Sehubungan dengan penjelasan tersebut di atas menurut tasrif ada lima hal yang perlu diperhatikan pengarang dalam membangun cerita, yaitu : (1) situation, yakni pengarang mulai melukiskan suatu keadaan, (2) generating circumstances, yaitu peristiwa yang bersangkutan-paut, (3) ricing action, keadaan mulai memuncak, (4) climax, yaiut peristiwa mencapai puncak, dan (5) document, yaitu pengarang telah memberikan pemecahan persoalan dari semua peristiwa.
Dari kelima bagian tersebut jika diterapkan oleh pengarang secara berurutan no 1-5, maka disebut sebagai alur lurus (progresif), sedangkan apabila penerapan itu dimulai dari tengah atau belakang disebut sebagai alur balik (regresif).
Di samping kedua bentuk alur tersebut, ada pula alur yang disebut alur gabungan.
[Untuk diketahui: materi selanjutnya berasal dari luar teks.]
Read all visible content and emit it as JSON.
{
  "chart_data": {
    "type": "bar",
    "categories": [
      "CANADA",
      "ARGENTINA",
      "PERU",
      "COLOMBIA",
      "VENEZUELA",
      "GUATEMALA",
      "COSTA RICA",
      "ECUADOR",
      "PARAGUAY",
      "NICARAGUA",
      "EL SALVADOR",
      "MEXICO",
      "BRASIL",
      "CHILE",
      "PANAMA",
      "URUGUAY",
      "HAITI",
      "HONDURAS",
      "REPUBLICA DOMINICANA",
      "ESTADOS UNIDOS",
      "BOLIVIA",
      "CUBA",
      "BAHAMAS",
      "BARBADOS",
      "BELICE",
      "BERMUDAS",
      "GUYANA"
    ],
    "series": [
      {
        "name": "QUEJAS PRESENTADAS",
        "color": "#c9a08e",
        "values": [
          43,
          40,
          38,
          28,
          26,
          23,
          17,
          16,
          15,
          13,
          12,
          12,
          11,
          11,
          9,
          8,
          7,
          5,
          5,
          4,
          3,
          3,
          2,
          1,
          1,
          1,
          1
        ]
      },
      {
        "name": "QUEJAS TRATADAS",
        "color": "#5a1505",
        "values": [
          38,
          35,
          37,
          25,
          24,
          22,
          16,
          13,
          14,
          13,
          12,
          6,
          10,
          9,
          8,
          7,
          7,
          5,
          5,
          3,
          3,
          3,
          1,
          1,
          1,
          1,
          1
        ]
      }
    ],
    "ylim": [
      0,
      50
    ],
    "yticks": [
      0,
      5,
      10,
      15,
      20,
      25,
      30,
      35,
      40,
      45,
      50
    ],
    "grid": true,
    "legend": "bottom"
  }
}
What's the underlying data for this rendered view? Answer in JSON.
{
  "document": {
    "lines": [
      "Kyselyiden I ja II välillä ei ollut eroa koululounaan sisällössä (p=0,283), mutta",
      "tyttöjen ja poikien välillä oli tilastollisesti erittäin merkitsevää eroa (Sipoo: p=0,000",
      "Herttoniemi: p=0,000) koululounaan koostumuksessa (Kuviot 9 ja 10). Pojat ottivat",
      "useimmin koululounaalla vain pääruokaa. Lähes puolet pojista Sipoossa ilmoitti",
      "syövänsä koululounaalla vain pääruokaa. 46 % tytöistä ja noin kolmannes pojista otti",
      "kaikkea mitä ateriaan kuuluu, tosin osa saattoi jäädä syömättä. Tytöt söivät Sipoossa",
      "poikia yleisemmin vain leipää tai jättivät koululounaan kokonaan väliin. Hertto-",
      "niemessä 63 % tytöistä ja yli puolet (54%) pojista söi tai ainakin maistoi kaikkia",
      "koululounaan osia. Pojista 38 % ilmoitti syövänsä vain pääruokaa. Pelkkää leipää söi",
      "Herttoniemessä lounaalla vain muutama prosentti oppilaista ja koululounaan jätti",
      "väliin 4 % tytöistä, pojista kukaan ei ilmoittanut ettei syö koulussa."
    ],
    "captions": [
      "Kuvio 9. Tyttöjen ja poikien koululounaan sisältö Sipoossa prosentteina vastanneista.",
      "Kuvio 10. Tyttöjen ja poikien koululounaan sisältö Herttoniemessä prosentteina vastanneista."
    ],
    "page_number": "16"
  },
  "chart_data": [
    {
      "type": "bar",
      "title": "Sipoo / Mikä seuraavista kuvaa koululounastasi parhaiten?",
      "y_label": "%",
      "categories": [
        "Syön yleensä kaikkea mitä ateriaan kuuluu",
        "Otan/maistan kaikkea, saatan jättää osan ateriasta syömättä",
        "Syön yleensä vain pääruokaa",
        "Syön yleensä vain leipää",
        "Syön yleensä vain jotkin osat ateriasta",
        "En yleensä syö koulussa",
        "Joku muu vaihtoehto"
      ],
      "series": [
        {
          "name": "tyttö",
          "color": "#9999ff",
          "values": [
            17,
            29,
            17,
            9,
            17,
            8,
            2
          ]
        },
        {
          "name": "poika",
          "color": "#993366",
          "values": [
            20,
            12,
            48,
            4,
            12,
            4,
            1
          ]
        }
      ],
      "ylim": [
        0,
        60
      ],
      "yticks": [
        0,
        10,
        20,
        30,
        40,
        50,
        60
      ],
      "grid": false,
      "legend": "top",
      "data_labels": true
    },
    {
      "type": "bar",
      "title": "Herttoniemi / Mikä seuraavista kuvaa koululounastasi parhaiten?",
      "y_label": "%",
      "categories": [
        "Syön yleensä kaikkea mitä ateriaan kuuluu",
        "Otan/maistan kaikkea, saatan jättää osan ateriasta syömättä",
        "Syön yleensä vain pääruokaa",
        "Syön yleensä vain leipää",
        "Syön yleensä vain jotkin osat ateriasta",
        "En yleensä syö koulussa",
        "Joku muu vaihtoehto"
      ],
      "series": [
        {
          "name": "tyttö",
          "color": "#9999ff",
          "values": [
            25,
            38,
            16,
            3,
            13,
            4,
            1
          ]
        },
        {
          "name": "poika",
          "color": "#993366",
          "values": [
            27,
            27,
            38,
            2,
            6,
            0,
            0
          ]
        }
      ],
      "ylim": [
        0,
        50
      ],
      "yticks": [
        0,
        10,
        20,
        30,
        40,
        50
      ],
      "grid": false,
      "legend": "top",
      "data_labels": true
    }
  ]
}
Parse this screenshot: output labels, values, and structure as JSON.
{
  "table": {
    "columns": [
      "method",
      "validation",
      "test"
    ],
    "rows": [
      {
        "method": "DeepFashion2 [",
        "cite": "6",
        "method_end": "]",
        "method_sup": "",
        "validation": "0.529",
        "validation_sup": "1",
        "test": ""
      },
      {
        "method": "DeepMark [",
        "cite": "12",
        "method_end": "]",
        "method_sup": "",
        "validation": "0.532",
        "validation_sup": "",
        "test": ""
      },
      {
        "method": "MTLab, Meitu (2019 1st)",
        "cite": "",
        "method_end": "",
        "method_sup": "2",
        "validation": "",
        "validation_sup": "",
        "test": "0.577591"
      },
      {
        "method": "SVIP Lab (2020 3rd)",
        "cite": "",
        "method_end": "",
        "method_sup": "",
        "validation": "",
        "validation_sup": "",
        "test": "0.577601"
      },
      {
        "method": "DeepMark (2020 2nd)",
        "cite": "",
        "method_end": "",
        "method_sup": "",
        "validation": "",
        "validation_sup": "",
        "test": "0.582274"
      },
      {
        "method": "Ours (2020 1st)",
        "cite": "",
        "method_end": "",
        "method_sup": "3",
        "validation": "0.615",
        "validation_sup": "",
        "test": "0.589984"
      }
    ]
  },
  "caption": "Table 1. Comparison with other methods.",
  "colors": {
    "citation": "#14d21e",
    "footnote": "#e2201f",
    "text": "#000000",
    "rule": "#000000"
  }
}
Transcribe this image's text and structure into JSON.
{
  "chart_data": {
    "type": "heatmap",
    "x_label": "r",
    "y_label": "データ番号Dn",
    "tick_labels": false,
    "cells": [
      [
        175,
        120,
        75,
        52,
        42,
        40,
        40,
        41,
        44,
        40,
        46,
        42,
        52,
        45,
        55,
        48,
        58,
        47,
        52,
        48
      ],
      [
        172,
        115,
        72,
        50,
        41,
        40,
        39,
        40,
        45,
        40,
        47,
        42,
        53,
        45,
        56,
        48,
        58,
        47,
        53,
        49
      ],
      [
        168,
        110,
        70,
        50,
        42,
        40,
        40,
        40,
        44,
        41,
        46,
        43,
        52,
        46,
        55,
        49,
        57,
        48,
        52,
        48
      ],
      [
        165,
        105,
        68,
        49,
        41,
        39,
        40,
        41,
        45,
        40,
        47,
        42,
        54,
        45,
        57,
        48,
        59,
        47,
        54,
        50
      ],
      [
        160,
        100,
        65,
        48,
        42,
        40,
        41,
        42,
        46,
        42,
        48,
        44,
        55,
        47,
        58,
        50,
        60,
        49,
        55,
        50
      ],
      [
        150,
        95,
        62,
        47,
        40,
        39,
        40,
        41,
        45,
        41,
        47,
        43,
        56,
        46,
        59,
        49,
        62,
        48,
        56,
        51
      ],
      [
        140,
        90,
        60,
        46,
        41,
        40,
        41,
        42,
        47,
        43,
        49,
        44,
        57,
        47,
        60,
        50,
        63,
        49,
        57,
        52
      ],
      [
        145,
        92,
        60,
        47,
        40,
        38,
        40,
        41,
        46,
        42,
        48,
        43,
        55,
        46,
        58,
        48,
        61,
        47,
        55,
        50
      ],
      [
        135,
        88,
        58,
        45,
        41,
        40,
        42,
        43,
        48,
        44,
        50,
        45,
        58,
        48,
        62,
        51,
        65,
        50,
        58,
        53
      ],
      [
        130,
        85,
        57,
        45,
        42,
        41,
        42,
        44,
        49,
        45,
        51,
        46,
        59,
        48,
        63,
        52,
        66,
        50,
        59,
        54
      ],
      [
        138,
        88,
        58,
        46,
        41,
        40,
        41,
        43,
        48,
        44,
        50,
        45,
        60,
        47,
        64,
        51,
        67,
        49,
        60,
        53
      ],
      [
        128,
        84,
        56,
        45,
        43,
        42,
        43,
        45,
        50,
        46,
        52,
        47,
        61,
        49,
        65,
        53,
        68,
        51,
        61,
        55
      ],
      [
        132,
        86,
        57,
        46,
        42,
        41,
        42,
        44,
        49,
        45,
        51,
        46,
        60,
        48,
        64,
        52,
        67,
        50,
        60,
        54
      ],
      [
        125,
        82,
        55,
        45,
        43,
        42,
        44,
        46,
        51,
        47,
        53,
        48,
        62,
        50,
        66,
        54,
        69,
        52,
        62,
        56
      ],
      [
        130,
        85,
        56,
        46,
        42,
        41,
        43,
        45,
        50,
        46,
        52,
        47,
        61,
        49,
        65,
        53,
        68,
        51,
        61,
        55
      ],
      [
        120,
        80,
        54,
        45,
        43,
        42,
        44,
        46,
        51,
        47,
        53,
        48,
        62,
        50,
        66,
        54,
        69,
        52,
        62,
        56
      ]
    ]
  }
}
Dalam alur ini dipergunakan sebagian alur lurus dan sebagian lagi alur sorot balik. Meskipun demikian gabungan dua alur itu juga dijalin dalam kesatuan yang padu, sehingga tidak menimbulkan kesan adanya dua buah cerita atau peristiwa yang terpisah, baik waktu atau pun tempat kejadiannya (Suharianto, 1982:29).
Ditinjau dari padu tidaknya alur dalam sebuah cerita, maka alur dapat dibedakan menjadi dua jenis, yakni alur rapat dan alur renggang. Dalam alur rapat hanya tersaji adanya pengembangan cerita pada satu tokoh saja, sehingga tidak timbul pencabangan cerita, akan tetapi apabila ada pengembangan tokoh lain selain tokoh utama, maka terjadilah alur renggang atau terjadi pencabangan cerita.
Dari beberapa batasan di atas jelas masing-masing alur mempunyai keistimewaan sendiri. Alur lurus dapat memberikan kemudahan bagi pembaca untuk menikmati cerita dari awal sampai akhir cerita. Akan tetapi lain halnya dengan alur sorot balik (flash back). Alur ini dapat mengejutkan pembaca, sehingga pembaca dibayangi pertanyaan apa yang terjadi selanjutnya dan bermaksud apa pengarang menyajikan kejutan seperti itu. Dengan demikian pembaca merasa terbius untuk membacanya sampai tuntas.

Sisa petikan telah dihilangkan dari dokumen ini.